Septicemia caused by Streptococcus gallolyticus (previously known as S. bovis) can be observed in pigeons of all ages. Incidence of septicemia is highest between January and August in Belgium and may be highest in hens during the breeding season (De Herdt and Pasmans 2009). Acute or peracute death is the most common clinical finding. The most typical lesion consists of a large, well-circumscribed necrotic focus within the pectoral muscle, which can be visible through the skin. Other clinical signs commonly observed are related to tenosynovitis of the tendon of the deep pectoral muscle and/or septic arthritis of the shoulder, stifle, and hock joints. Affected birds may exhibit wing droop, inability to fly, and lameness as well as emaciation, polyuria, and green, slimy diarrhea. Complete paralysis or birds leaning on their head in an attempt to stand up may also be seen. Occasionally, wasting may be the only clinical expression of disease (De Herdt and Pasmans 2009, Hooimeijer and Dorrestein 1997).
Diagnosis can be suspected on the basis of clinical signs, however, definitive diagnosis relies upon isolation of S. gallolyticus; thus, necropsy is required. At necropsy, S. gallolyticus may be cultured from the liver, spleen, kidneys, and myocardium (De Herdt and Pasmans 2009).
Streptococcal septicemia can be difficult to treat, and antimicrobial therapy should be based upon sensitivity testing. Acquired resistance to macrolides, lincomycin, enrofloxacin, tetracyclines, and sulfonamides has been documented. Penicillin G, ampicillin, or amoxicillin can be used to treat empirically. Prevention is far superior to treatment, and relies upon quarantine, strict hygiene, and stress reduction (De Herdt 2009).

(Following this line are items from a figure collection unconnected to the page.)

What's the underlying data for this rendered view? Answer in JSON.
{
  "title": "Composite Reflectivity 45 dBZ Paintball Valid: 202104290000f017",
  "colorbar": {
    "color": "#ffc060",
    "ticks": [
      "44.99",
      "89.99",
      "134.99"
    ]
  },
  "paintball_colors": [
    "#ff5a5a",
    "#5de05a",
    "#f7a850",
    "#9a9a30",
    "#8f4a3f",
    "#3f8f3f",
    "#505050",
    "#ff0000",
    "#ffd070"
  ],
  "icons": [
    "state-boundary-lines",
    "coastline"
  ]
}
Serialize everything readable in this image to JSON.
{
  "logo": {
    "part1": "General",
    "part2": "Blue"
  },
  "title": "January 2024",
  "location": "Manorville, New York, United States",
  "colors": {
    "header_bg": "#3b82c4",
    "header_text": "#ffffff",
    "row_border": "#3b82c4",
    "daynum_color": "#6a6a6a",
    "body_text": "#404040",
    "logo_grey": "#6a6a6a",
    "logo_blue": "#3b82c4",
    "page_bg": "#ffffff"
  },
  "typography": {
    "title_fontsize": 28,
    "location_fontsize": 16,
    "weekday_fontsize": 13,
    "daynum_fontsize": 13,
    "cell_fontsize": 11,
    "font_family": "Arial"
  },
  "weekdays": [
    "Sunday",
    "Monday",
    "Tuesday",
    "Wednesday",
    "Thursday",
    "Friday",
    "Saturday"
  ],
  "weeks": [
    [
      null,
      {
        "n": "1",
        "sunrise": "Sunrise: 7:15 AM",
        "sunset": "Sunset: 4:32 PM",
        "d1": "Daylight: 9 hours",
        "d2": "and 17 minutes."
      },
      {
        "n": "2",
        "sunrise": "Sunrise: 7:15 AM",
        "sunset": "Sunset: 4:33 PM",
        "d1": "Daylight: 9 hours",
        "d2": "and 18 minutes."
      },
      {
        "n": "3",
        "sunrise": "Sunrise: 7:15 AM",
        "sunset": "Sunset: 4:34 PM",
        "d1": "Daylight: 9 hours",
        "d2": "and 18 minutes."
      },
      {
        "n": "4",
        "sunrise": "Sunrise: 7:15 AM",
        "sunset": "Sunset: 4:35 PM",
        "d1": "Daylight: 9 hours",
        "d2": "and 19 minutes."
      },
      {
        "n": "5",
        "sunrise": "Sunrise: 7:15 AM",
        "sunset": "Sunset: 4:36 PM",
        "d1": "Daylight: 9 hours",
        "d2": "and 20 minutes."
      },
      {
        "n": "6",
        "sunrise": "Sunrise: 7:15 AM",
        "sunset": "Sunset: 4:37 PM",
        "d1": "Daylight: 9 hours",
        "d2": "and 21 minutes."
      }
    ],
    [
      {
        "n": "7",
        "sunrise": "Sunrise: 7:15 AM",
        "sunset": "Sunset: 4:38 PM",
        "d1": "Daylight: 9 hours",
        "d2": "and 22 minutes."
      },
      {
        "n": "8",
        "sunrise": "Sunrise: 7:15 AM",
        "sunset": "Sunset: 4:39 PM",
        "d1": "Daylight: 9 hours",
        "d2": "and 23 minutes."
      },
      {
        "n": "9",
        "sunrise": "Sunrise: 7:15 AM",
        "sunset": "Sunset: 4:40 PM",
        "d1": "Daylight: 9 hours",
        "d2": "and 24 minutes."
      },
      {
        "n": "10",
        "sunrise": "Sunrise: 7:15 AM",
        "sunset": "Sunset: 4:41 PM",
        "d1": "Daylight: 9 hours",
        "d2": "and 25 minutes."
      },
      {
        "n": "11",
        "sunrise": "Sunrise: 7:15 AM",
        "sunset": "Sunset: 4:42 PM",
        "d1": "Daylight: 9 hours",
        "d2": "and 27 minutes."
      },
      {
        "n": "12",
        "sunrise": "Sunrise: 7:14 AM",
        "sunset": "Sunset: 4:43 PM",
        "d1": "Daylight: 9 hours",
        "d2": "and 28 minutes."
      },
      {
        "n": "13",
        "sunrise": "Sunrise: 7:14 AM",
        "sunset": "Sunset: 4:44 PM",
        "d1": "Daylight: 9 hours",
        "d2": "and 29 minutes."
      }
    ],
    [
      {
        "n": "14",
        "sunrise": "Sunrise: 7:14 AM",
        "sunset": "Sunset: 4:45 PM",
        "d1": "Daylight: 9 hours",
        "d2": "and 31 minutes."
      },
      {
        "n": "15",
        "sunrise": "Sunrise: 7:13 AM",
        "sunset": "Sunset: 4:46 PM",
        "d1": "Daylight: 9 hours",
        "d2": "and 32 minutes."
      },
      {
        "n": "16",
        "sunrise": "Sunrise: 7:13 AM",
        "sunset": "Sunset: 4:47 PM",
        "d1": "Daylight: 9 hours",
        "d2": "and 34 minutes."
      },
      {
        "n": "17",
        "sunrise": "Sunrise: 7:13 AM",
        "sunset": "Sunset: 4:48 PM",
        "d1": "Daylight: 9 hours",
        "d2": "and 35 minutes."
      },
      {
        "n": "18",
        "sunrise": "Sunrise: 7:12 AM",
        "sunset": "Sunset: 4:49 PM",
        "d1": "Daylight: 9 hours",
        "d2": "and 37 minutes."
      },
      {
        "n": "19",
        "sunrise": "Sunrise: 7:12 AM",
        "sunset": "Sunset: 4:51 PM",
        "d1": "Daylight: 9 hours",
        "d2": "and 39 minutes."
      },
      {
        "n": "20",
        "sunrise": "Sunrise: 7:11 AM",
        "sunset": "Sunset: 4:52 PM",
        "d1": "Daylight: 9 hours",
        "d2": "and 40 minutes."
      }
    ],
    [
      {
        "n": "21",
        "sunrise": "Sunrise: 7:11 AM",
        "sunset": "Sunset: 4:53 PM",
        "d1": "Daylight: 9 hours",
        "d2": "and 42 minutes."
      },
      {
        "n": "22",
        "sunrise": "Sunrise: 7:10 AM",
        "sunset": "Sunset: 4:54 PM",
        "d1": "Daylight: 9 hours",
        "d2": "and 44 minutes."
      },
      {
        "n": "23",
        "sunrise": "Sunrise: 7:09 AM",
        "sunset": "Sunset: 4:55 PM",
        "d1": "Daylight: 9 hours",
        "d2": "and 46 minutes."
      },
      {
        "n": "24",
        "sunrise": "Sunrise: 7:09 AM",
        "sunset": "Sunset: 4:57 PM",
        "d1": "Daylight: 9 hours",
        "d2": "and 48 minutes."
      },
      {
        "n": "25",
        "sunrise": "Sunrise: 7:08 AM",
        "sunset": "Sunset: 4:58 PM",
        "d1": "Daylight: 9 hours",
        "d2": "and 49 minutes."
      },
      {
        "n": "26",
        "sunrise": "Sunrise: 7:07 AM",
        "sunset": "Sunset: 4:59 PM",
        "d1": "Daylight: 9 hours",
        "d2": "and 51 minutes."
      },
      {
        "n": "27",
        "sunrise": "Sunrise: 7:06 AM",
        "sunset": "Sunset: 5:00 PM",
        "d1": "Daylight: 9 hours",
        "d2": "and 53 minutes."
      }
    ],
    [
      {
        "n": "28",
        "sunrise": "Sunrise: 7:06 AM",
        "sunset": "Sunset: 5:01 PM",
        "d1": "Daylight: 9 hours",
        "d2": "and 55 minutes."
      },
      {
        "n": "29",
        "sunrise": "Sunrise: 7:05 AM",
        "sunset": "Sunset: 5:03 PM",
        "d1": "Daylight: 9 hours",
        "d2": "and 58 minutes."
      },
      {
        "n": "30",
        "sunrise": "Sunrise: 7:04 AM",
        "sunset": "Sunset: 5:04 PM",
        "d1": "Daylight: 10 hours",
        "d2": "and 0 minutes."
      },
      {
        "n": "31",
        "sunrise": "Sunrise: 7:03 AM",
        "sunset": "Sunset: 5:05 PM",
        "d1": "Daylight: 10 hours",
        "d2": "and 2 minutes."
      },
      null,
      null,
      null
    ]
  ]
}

Important disease conditions in the pigeon often include parasitic diseases like lice and mites, roundworms, Hexamita columbae, and Trichomonas gallinae as well as bacterial diseases such as chlamydophilosis, staphylococcosis, salmonellosis or paratyphoid, and colibacillosis. Viral diseases, such as paramyxovirus-1, circovirus, and herpesvirus, are reported commonly in wild pigeons and sporadically in captive flocks.
By definition, pigeons maintained for show or racing purposes are kept as open flocks. Birds have frequent contact with pigeons from other lofts and infectious disease is common, particularly during the racing season. Predisposing factors for disease include overcrowding, inadequate husbandry practices, indiscriminate antibiotic use, failure to vaccinate, and racing birds that are not in proper condition (Hooimeijer 2006, Rupiper 1998, Hooimeijer and Dorrestein 1997). Once disease is symptomatic, the infection has generally peaked within a flock and management must generally focus on limiting morbidity and mortality. When the health of a flock is the goal, management often involves culling and necropsy of affected birds (De Herdt and Pasmans 2009).